Bello-issima! Nigerian Singer Takes Opera World by Storm
A live performance of an aria from an Italian opera isn’t a common sound in the bustling city of Lagos, Nigeria. So, when news spread of an appearance by professional soprano Omo Bello at the Musical Society of Nigeria School of Music, crowds flocked to see her.
“I didn’t realize to what extent I was recognized in Nigeria,” the 33-year-old admitted after singing O mio babbino caro, from Giacomo Puccini’s 1918 opera Gianni Schicchi.
“I’ve been away for over a decade, and I guess things have changed and I didn’t realize how much,” she said. “When I was told that lots of people were coming, I was a little surprised. It’s a pleasant surprise though, but still a surprise.”
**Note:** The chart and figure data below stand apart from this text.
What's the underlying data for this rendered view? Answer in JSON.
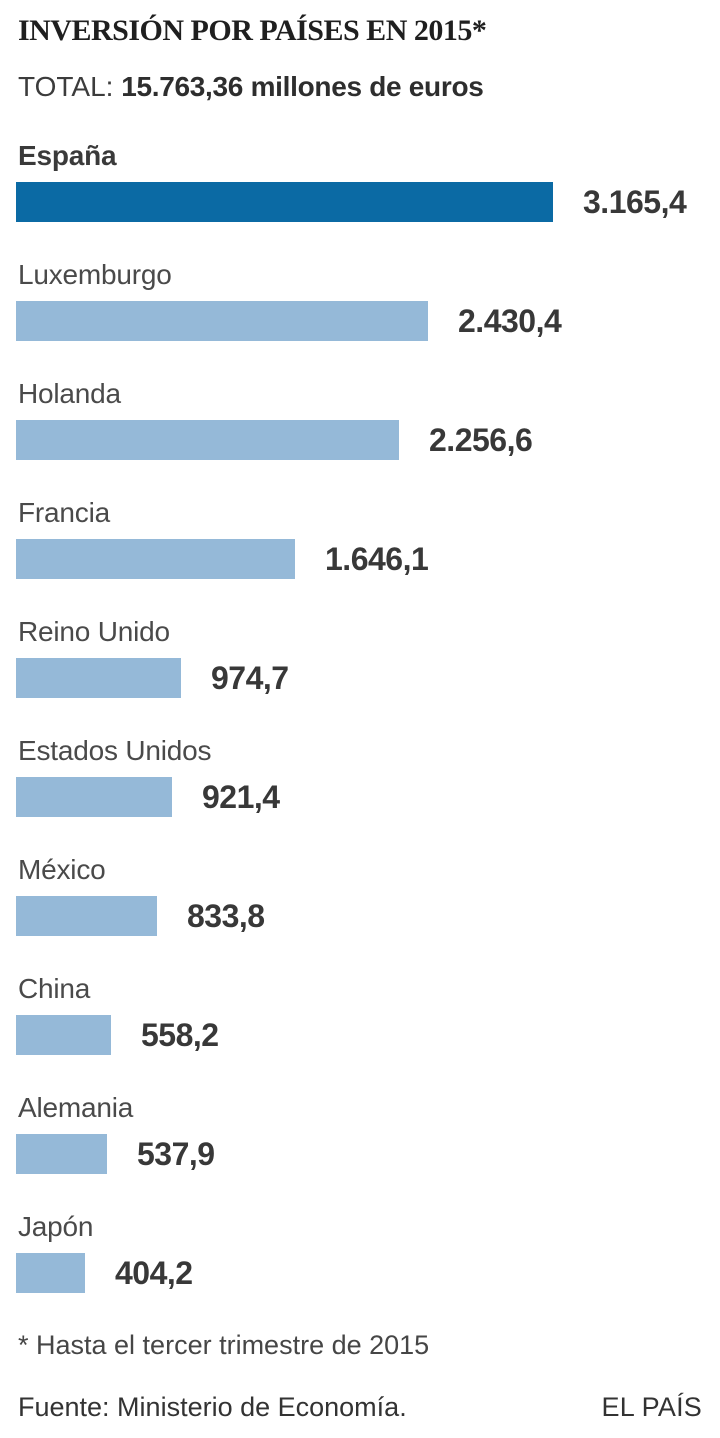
{
  "header": {
    "title": "INVERSIÓN POR PAÍSES EN 2015*",
    "total_label": "TOTAL:",
    "total_value": "15.763,36 millones de euros"
  },
  "chart_data": {
    "type": "bar",
    "orientation": "horizontal",
    "title": "INVERSIÓN POR PAÍSES EN 2015*",
    "subtitle": "TOTAL: 15.763,36 millones de euros",
    "unit": "millones de euros",
    "categories": [
      "España",
      "Luxemburgo",
      "Holanda",
      "Francia",
      "Reino Unido",
      "Estados Unidos",
      "México",
      "China",
      "Alemania",
      "Japón"
    ],
    "values": [
      3165.4,
      2430.4,
      2256.6,
      1646.1,
      974.7,
      921.4,
      833.8,
      558.2,
      537.9,
      404.2
    ],
    "value_labels": [
      "3.165,4",
      "2.430,4",
      "2.256,6",
      "1.646,1",
      "974,7",
      "921,4",
      "833,8",
      "558,2",
      "537,9",
      "404,2"
    ],
    "xlim": [
      0,
      3165.4
    ],
    "highlight_index": 0,
    "highlight_color": "#0b6aa4",
    "bar_color": "#95b9d8",
    "grid": "off",
    "legend": "none"
  },
  "footer": {
    "footnote": "* Hasta el tercer trimestre de 2015",
    "source": "Fuente: Ministerio de Economía.",
    "brand": "EL PAÍS"
  }
}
Bello was a Lagos science student who won a scholarship to study at the Paris Conservatoire. Tours followed, with an album and awards, including one from the foundation of the late tenor Luciano Pavarotti. She now has a repertoire that ranges from Bellini to Verdi.
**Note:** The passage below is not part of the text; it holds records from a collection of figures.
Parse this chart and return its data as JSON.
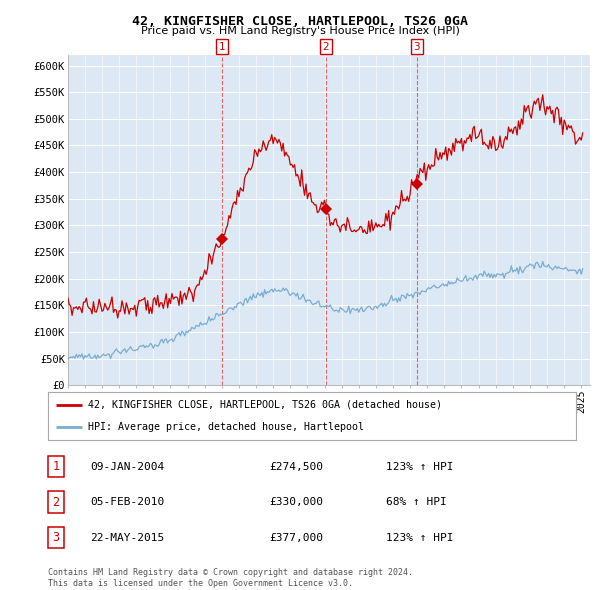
{
  "title1": "42, KINGFISHER CLOSE, HARTLEPOOL, TS26 0GA",
  "title2": "Price paid vs. HM Land Registry's House Price Index (HPI)",
  "plot_bg_color": "#dce9f5",
  "ylim": [
    0,
    620000
  ],
  "yticks": [
    0,
    50000,
    100000,
    150000,
    200000,
    250000,
    300000,
    350000,
    400000,
    450000,
    500000,
    550000,
    600000
  ],
  "ytick_labels": [
    "£0",
    "£50K",
    "£100K",
    "£150K",
    "£200K",
    "£250K",
    "£300K",
    "£350K",
    "£400K",
    "£450K",
    "£500K",
    "£550K",
    "£600K"
  ],
  "red_line_color": "#cc0000",
  "blue_line_color": "#7aadcf",
  "vline_color": "#dd4444",
  "sale_years": [
    2004.03,
    2010.09,
    2015.39
  ],
  "sale_prices": [
    274500,
    330000,
    377000
  ],
  "sale_labels": [
    "1",
    "2",
    "3"
  ],
  "sale_date_strs": [
    "09-JAN-2004",
    "05-FEB-2010",
    "22-MAY-2015"
  ],
  "sale_price_strs": [
    "£274,500",
    "£330,000",
    "£377,000"
  ],
  "sale_hpi_strs": [
    "123% ↑ HPI",
    "68% ↑ HPI",
    "123% ↑ HPI"
  ],
  "legend_line1": "42, KINGFISHER CLOSE, HARTLEPOOL, TS26 0GA (detached house)",
  "legend_line2": "HPI: Average price, detached house, Hartlepool",
  "footer1": "Contains HM Land Registry data © Crown copyright and database right 2024.",
  "footer2": "This data is licensed under the Open Government Licence v3.0.",
  "red_key": [
    1995.0,
    1996.0,
    1997.0,
    1998.0,
    1999.0,
    2000.0,
    2001.0,
    2002.0,
    2003.0,
    2003.5,
    2004.03,
    2004.5,
    2005.0,
    2005.5,
    2006.0,
    2006.5,
    2007.0,
    2007.3,
    2007.7,
    2008.0,
    2008.5,
    2009.0,
    2009.5,
    2010.09,
    2010.5,
    2011.0,
    2011.5,
    2012.0,
    2012.5,
    2013.0,
    2013.5,
    2014.0,
    2014.5,
    2015.0,
    2015.39,
    2015.7,
    2016.0,
    2016.5,
    2017.0,
    2017.5,
    2018.0,
    2018.5,
    2019.0,
    2019.5,
    2020.0,
    2020.5,
    2021.0,
    2021.5,
    2022.0,
    2022.5,
    2023.0,
    2023.5,
    2024.0,
    2024.5,
    2025.0
  ],
  "red_val": [
    148000,
    148000,
    148000,
    148000,
    150000,
    152000,
    155000,
    170000,
    210000,
    245000,
    274500,
    320000,
    360000,
    400000,
    430000,
    455000,
    460000,
    455000,
    440000,
    420000,
    390000,
    360000,
    340000,
    330000,
    310000,
    300000,
    295000,
    285000,
    290000,
    295000,
    305000,
    320000,
    340000,
    360000,
    377000,
    395000,
    410000,
    420000,
    430000,
    445000,
    455000,
    465000,
    465000,
    460000,
    450000,
    460000,
    480000,
    500000,
    520000,
    530000,
    525000,
    510000,
    495000,
    475000,
    460000
  ],
  "blue_key": [
    1995.0,
    1996.0,
    1997.0,
    1998.0,
    1999.0,
    2000.0,
    2001.0,
    2002.0,
    2003.0,
    2004.0,
    2005.0,
    2006.0,
    2007.0,
    2007.5,
    2008.0,
    2008.5,
    2009.0,
    2009.5,
    2010.0,
    2010.5,
    2011.0,
    2011.5,
    2012.0,
    2012.5,
    2013.0,
    2013.5,
    2014.0,
    2014.5,
    2015.0,
    2015.5,
    2016.0,
    2016.5,
    2017.0,
    2017.5,
    2018.0,
    2018.5,
    2019.0,
    2019.5,
    2020.0,
    2020.5,
    2021.0,
    2021.5,
    2022.0,
    2022.5,
    2023.0,
    2023.5,
    2024.0,
    2024.5,
    2025.0
  ],
  "blue_val": [
    52000,
    54000,
    57000,
    62000,
    68000,
    76000,
    85000,
    100000,
    118000,
    135000,
    152000,
    168000,
    178000,
    180000,
    175000,
    168000,
    158000,
    152000,
    148000,
    145000,
    143000,
    142000,
    141000,
    143000,
    147000,
    152000,
    158000,
    163000,
    168000,
    173000,
    178000,
    183000,
    188000,
    193000,
    198000,
    202000,
    205000,
    207000,
    205000,
    207000,
    212000,
    218000,
    225000,
    228000,
    225000,
    220000,
    218000,
    215000,
    213000
  ]
}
In Nigeria, associated more with Afrobeat and Highlife than Albinoni or Haydn, she said the internet has created new audiences for different musical styles.
“I know that lots of people discovered me on YouTube in Nigeria and social media, so it’s a good thing, as people see and hear this music and are surprised that it’s very beautiful,” she said.
“The fact that it’s open to everyone creates a wider audience, so I’m very happy to discover that the public is growing for this music in Nigeria.”
As an increasingly established performer, Bello also recognizes the need to help develop the genre and would like to see Nigeria with its own conservatory and opera house.
Using recent graduates of Europe’s top music academies to help develop performers in places such as Nigeria could help identify and nurture the next generation of talent, she said.
“African music has gone to the West, and why should the opposite be impossible?” she said.